Mounting a rescue operation will prove a major test for the hard-line Islamist Taliban authorities, who took over the country last August after two decades of war and have been cut off from much international assistance because of sanctions. The Taliban-led ministry of defence is leading rescue efforts.

Loretta Hieber Girardet from the United Nations’ disaster risk reduction office said efforts to provide relief and save people trapped under rubble would face huge challenges due to the terrain and weather.

«The roads are poor even at the best of times so having a humanitarian operation put in place is going to be immediately challenged by the lack of easy access to the area,» she said, adding that rain combined with the tremor created a further risk of landslides for humanitarian workers.

The U.N. humanitarian office said it was deploying medical health teams and providing medical supplies.

Interior ministry official Salahuddin Ayubi said the death toll was likely to rise «as some of the villages are in remote areas in the mountains and it will take some time to collect details.»

DEADLIEST QUAKE IN 20 YEARS

Wednesday’s quake was the deadliest in Afghanistan since 2002. It struck about 44 km (27 miles) from the southeastern city of Khost, near the border with Pakistan, the U.S. Geological Survey (USGS) said.

Shaking was felt by about 119 million people in Pakistan, Afghanistan and India, the European-Mediterranean Seismological Centre (EMSC) said on Twitter, but there were no immediate reports of damage or casualties in Pakistan.

The EMSC put the earthquake’s magnitude at 6.1, though the USGC said it was 5.9.

Disaster experts and humanitarian workers said the impoverished hilly areas struck by the quake were especially vulnerable, with landslides and poorly built houses adding to widespread destruction.

«We were all sleeping at home… and the room fell over us,» said Gul Faraz as he received treatment for injuries with his wife and children at a hospital in Paktika. Some family members had been killed, he said.

«All the houses in our area were destroyed, not one, but the entire region has been destroyed.»
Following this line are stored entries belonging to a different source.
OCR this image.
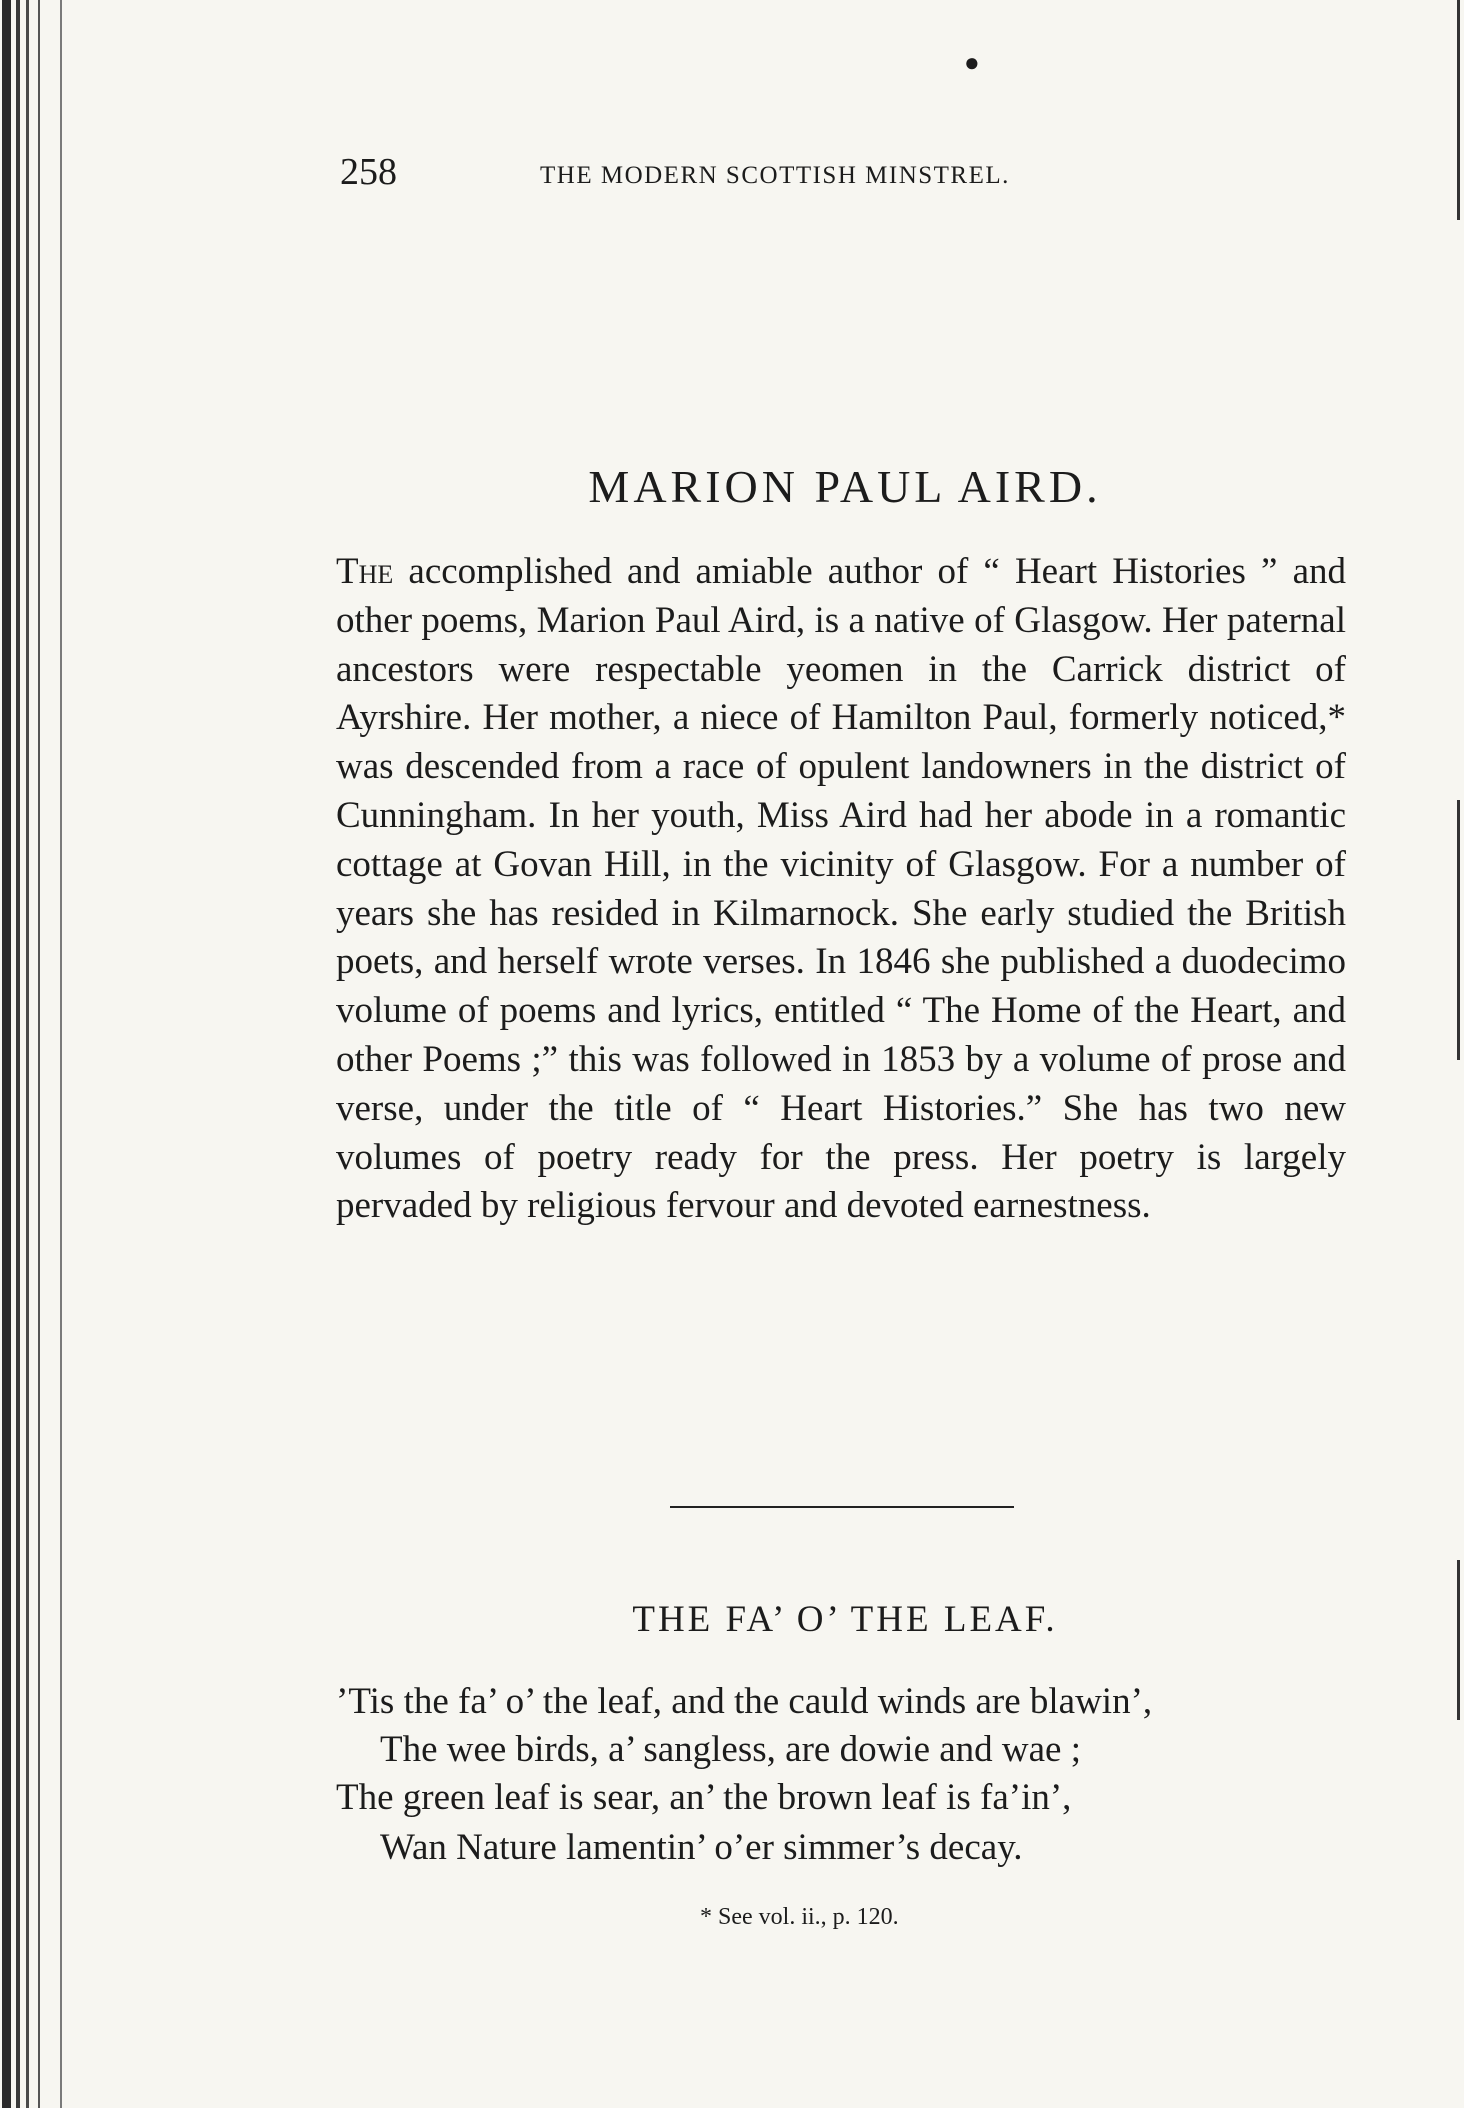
●
258	THE MODERN SCOTTISH MINSTREL.
MARION PAUL AIRD.

The accomplished and amiable author of “ Heart Histories ” and other poems, Marion Paul Aird, is a native of Glasgow. Her paternal ancestors were respectable yeomen in the Carrick district of Ayrshire. Her mother, a niece of Hamilton Paul, formerly noticed,* was descended from a race of opulent landowners in the district of Cunningham. In her youth, Miss Aird had her abode in a romantic cottage at Govan Hill, in the vicinity of Glasgow. For a number of years she has resided in Kilmarnock. She early studied the British poets, and herself wrote verses. In 1846 she published a duodecimo volume of poems and lyrics, entitled “ The Home of the Heart, and other Poems ;” this was followed in 1853 by a volume of prose and verse, under the title of “ Heart Histories.” She has two new volumes of poetry ready for the press. Her poetry is largely pervaded by religious fervour and devoted earnestness.

THE FA’ O’ THE LEAF.
’Tis the fa’ o’ the leaf, and the cauld winds are blawin’,
The wee birds, a’ sangless, are dowie and wae ;
The green leaf is sear, an’ the brown leaf is fa’in’,
Wan Nature lamentin’ o’er simmer’s decay.
* See vol. ii., p. 120.
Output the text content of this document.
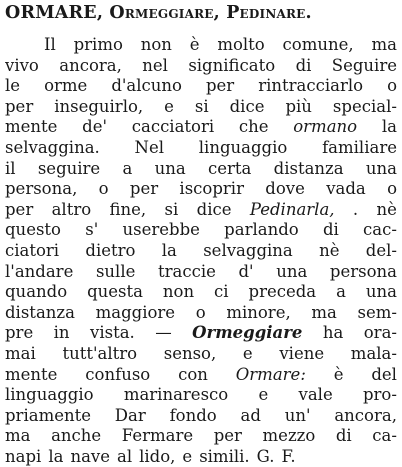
ORMARE, Ormeggiare, Pedinare.
Il primo non è molto comune, ma
vivo ancora, nel significato di Seguire
le orme d'alcuno per rintracciarlo o
per inseguirlo, e si dice più special-
mente de' cacciatori che ormano la
selvaggina. Nel linguaggio familiare
il seguire a una certa distanza una
persona, o per iscoprir dove vada o
per altro fine, si dice Pedinarla, . nè
questo s' userebbe parlando di cac-
ciatori dietro la selvaggina nè del-
l'andare sulle traccie d' una persona
quando questa non ci preceda a una
distanza maggiore o minore, ma sem-
pre in vista. — Ormeggiare ha ora-
mai tutt'altro senso, e viene mala-
mente confuso con Ormare: è del
linguaggio marinaresco e vale pro-
priamente Dar fondo ad un' ancora,
ma anche Fermare per mezzo di ca-
napi la nave al lido, e simili. G. F.
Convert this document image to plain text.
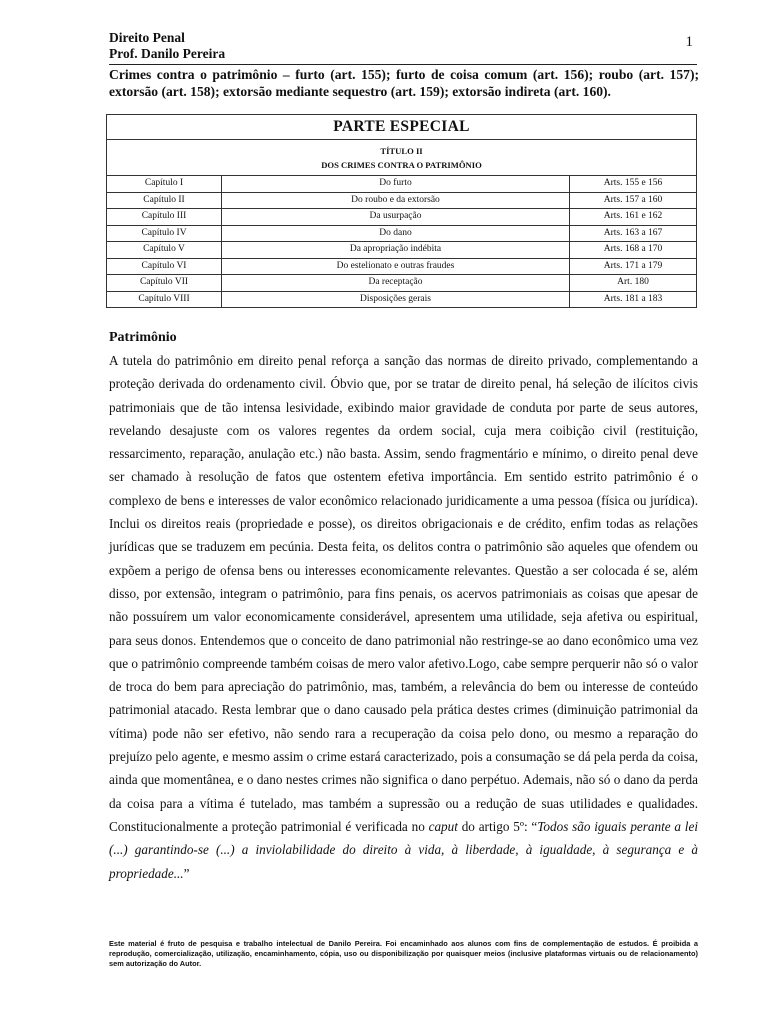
Direito Penal
Prof. Danilo Pereira
1
Crimes contra o patrimônio – furto (art. 155); furto de coisa comum (art. 156); roubo (art. 157); extorsão (art. 158); extorsão mediante sequestro (art. 159); extorsão indireta (art. 160).
PARTE ESPECIAL		

TÍTULO II
DOS CRIMES CONTRA O PATRIMÔNIO		

Capítulo I	Do furto	Arts. 155 e 156
Capítulo II	Do roubo e da extorsão	Arts. 157 a 160
Capítulo III	Da usurpação	Arts. 161 e 162
Capítulo IV	Do dano	Arts. 163 a 167
Capítulo V	Da apropriação indébita	Arts. 168 a 170
Capítulo VI	Do estelionato e outras fraudes	Arts. 171 a 179
Capítulo VII	Da receptação	Art. 180
Capítulo VIII	Disposições gerais	Arts. 181 a 183
Patrimônio
A tutela do patrimônio em direito penal reforça a sanção das normas de direito privado, complementando a proteção derivada do ordenamento civil. Óbvio que, por se tratar de direito penal, há seleção de ilícitos civis patrimoniais que de tão intensa lesividade, exibindo maior gravidade de conduta por parte de seus autores, revelando desajuste com os valores regentes da ordem social, cuja mera coibição civil (restituição, ressarcimento, reparação, anulação etc.) não basta. Assim, sendo fragmentário e mínimo, o direito penal deve ser chamado à resolução de fatos que ostentem efetiva importância. Em sentido estrito patrimônio é o complexo de bens e interesses de valor econômico relacionado juridicamente a uma pessoa (física ou jurídica). Inclui os direitos reais (propriedade e posse), os direitos obrigacionais e de crédito, enfim todas as relações jurídicas que se traduzem em pecúnia. Desta feita, os delitos contra o patrimônio são aqueles que ofendem ou expõem a perigo de ofensa bens ou interesses economicamente relevantes. Questão a ser colocada é se, além disso, por extensão, integram o patrimônio, para fins penais, os acervos patrimoniais as coisas que apesar de não possuírem um valor economicamente considerável, apresentem uma utilidade, seja afetiva ou espiritual, para seus donos. Entendemos que o conceito de dano patrimonial não restringe-se ao dano econômico uma vez que o patrimônio compreende também coisas de mero valor afetivo.Logo, cabe sempre perquerir não só o valor de troca do bem para apreciação do patrimônio, mas, também, a relevância do bem ou interesse de conteúdo patrimonial atacado. Resta lembrar que o dano causado pela prática destes crimes (diminuição patrimonial da vítima) pode não ser efetivo, não sendo rara a recuperação da coisa pelo dono, ou mesmo a reparação do prejuízo pelo agente, e mesmo assim o crime estará caracterizado, pois a consumação se dá pela perda da coisa, ainda que momentânea, e o dano nestes crimes não significa o dano perpétuo. Ademais, não só o dano da perda da coisa para a vítima é tutelado, mas também a supressão ou a redução de suas utilidades e qualidades. Constitucionalmente a proteção patrimonial é verificada no caput do artigo 5º: “Todos são iguais perante a lei (...) garantindo-se (...) a inviolabilidade do direito à vida, à liberdade, à igualdade, à segurança e à propriedade...”
Este material é fruto de pesquisa e trabalho intelectual de Danilo Pereira. Foi encaminhado aos alunos com fins de complementação de estudos. É proibida a reprodução, comercialização, utilização, encaminhamento, cópia, uso ou disponibilização por quaisquer meios (inclusive plataformas virtuais ou de relacionamento) sem autorização do Autor.
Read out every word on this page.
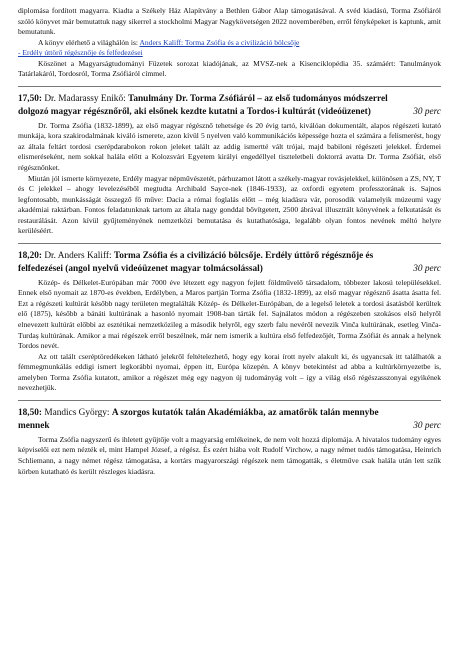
diplomása fordított magyarra. Kiadta a Székely Ház Alapítvány a Bethlen Gábor Alap támogatásával. A svéd kiadású, Torma Zsófiáról szóló könyvet már bemutattuk nagy sikerrel a stockholmi Magyar Nagykövetségen 2022 novemberében, erről fényképeket is kaptunk, amit bemutatunk.

A könyv elérhető a világhálón is: Anders Kaliff: Torma Zsófia és a civilizáció bölcsője

- Erdély úttörő régésznője és felfedezései

Köszönet a Magyarságtudományi Füzetek sorozat kiadójának, az MVSZ-nek a Kisenciklopédia 35. számáért: Tanulmányok Tatárlakáról, Tordosról, Torma Zsófiáról címmel.

17,50: Dr. Madarassy Enikő: Tanulmány Dr. Torma Zsófiáról – az első tudományos módszerrel dolgozó magyar régésznőről, aki elsőnek kezdte kutatni a Tordos-i kultúrát (videóüzenet)	30 perc

Dr. Torma Zsófia (1832-1899), az első magyar régésznő tehetsége és 20 évig tartó, kiválóan dokumentált, alapos régészeti kutató munkája, kora szakirodalmának kiváló ismerete, azon kívül 5 nyelven való kommunikációs képessége hozta el számára a felismerést, hogy az általa feltárt tordosi cserépdarabokon rokon jeleket talált az addig ismertté vált trójai, majd babiloni régészeti jelekkel. Érdemei elismeréseként, nem sokkal halála előtt a Kolozsvári Egyetem királyi engedéllyel tiszteletbeli doktorrá avatta Dr. Torma Zsófiát, első régésznőnket.

Miután jól ismerte környezete, Erdély magyar népművészetét, párhuzamot látott a székely-magyar rovásjelekkel, különösen a ZS, NY, T és C jelekkel – ahogy levelezéséből megtudta Archibald Sayce-nek (1846-1933), az oxfordi egyetem professzorának is. Sajnos legfontosabb, munkásságát összegző fő műve: Dacia a római foglalás előtt – még kiadásra vár, porosodik valamelyik múzeumi vagy akadémiai raktárban. Fontos feladatunknak tartom az általa nagy gonddal bővítgetett, 2500 ábrával illusztrált könyvének a felkutatását és restaurálását. Azon kívül gyűjteményének nemzetközi bemutatása és kutathatósága, legalább olyan fontos nevének méltó helyre kerüléséért.

18,20: Dr. Anders Kaliff: Torma Zsófia és a civilizáció bölcsője. Erdély úttörő régésznője és felfedezései (angol nyelvű videóüzenet magyar tolmácsolással)	30 perc

Közép- és Délkelet-Európában már 7000 éve létezett egy nagyon fejlett földművelő társadalom, többezer lakosú településekkel. Ennek első nyomait az 1870-es években, Erdélyben, a Maros partján Torma Zsófia (1832-1899), az első magyar régésznő ásatta ásatta fel. Ezt a régészeti kultúrát később nagy területen megtalálták Közép- és Délkelet-Európában, de a legelső leletek a tordosi ásatásból kerültek elő (1875), később a bánáti kultúrának a hasonló nyomait 1908-ban tárták fel. Sajnálatos módon a régészeben szokásos első helyről elnevezett kultúrát előbbi az esztétikai nemzetközileg a második helyről, egy szerb falu nevéről nevezik Vinča kultúrának, esetleg Vinča-Turdaș kultúrának. Amikor a mai régészek erről beszélnek, már nem ismerik a kultúra első felfedezőjét, Torma Zsófiát és annak a helynek Tordos nevét.

Az ott talált cseréptöredékeken látható jelekről feltételezhető, hogy egy korai írott nyelv alakult ki, és ugyancsak itt találhatók a fémmegmunkálás eddigi ismert legkorábbi nyomai, éppen itt, Európa közepén. A könyv betekintést ad abba a kultúrkörnyezetbe is, amelyben Torma Zsófia kutatott, amikor a régészet még egy nagyon új tudományág volt – így a világ első régészasszonyai egyikének nevezhetjük.

18,50: Mandics György: A szorgos kutatók talán Akadémiákba, az amatőrök talán mennybe mennek	30 perc

Torma Zsófia nagyszerű és ihletett gyűjtője volt a magyarság emlékeinek, de nem volt hozzá diplomája. A hivatalos tudomány egyes képviselői ezt nem nézték el, mint Hampel József, a régész. És ezért hiába volt Rudolf Virchow, a nagy német tudós támogatása, Heinrich Schliemann, a nagy német régész támogatása, a kortárs magyarországi régészek nem támogatták, s életműve csak halála után lett szűk körben kutatható és került részleges kiadásra.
Most of the confirmed deaths were in the eastern province of Paktika, where 255 people were killed and more than 200 injured, Ayubi said. In the province of Khost, 25 were dead and 90 had been taken to hospital.

Adding to the challenge for Afghan authorities is recent flooding in many regions, which has blocked stretches of highway.

Afghanistan is also grappling with a severe economic crisis. In response to the Taliban takeover last year, many countries imposed sanctions on Afghanistan’s banking sector and cut billions of dollars in development aid.

Humanitarian aid has continued, however, from international agencies such as the United Nations.

A foreign ministry spokesman said the Taliban would welcome international help.

U.S. President Joe Biden directed the U.S. Agency for International Development and other federal government partners to assess U.S. response options, the White House said.

U.N. Secretary-General Antonio Guterres said the United Nations was fully mobilized, assessing the needs and providing initial support.

«We count on the international community to help support the hundreds of families hit by this latest disaster. Now is the time for solidarity,» he said in a statement.

Large parts of South Asia are seismically active because a tectonic plate known as the Indian plate is pushing north into the Eurasian plate. read more

In 2015, an earthquake struck the remote Afghan northeast, killing several hundred people in Afghanistan and nearby northern Pakistan.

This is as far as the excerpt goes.